Leverhulme was not a man to whom compromise came naturally, and neither was he known for his patience. Still worse, he saw the expansion of a crofting economy as running directly in conflict with his own dreams. Matters came to a head when he did not receive the popular support he expected at public meetings, and "land raiders" settled on areas of his farmland near Stornoway in an effort to force the creation of more crofts. The Scottish Office, which tried to steer a middle course declined to give Leverhulme all the support he thought he was due. His response was unexpected: he brought the whole of Harris in two lots in May and June of 1919, paying £20,000 for South Harris and £36,000 for North Harris.
In the face of more occupations of his land in Lewis, Leverhulme announced in February 1920 that he was ceasing development work in Lewis, and would in future focus wholly on Harris. The centre of his attention was the small fishing port of Obbe, which (following some heavy hints from their new owner) the residents decided should be called Leverburgh. Two years later he revived the whaling station at Bunabhainneadar.

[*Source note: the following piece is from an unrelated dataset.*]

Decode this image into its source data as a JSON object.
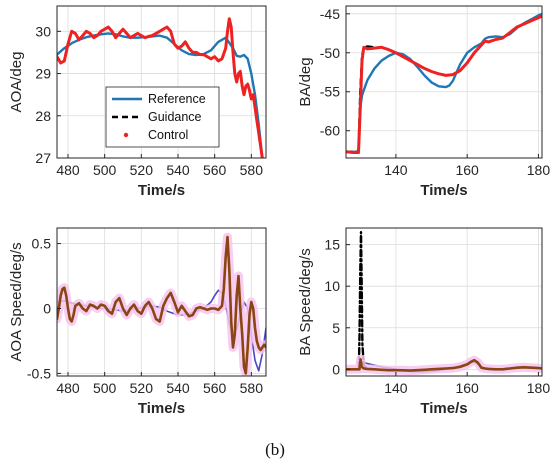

Meanwhile, Lord Leverhulme's attention and resources were focused elsewhere. A poor business deal in Nigeria in 1920 almost took him and his company into liquidation and for a while his ability to invest in Harris dried up. By 1922 the situation in Lewis had become intractable, and many of those who wanted crofting land chose to emigrate instead. In September 1923, Leverhulme admitted defeat and made the truly remarkable offer to give Lewis in its entirety to its residents. His proposal was to divide it into two areas: the land within 7 miles of Stornoway and the rest, and give each part to a separate trust to be set up for the benefit of the residents. It rapidly became clear that the Stornoway element could be self sustaining; but that the second proposed trust looking after the remainder of Lewis could not. The Scottish Secretary, Viscount Novar, in an act of monumental short-sightedness, refused to cover the funding gap of £1,365 per year needed to allow the second trust to operate. The land offered as a gift to it - most of Lewis - was instead put on the market, though it proved very difficult to sell at any price.
Lord Leverhume died of pneumonia after a trip to Africa in May 1925. His son immediately pulled the plug on all investment in Harris. £250,000 had been spent on new works and facilities in Leverburgh, but Leverhume's dream died with him, and the plant at Leverburgh was sold for just £5,000 to a demolition company. The vast South Harris estate, purchased in 1919 for £36,000, was sold for just £900. Other parts of Lewis and Harris were sold piecemeal with the exception of the area under the control of the Stornoway Trust.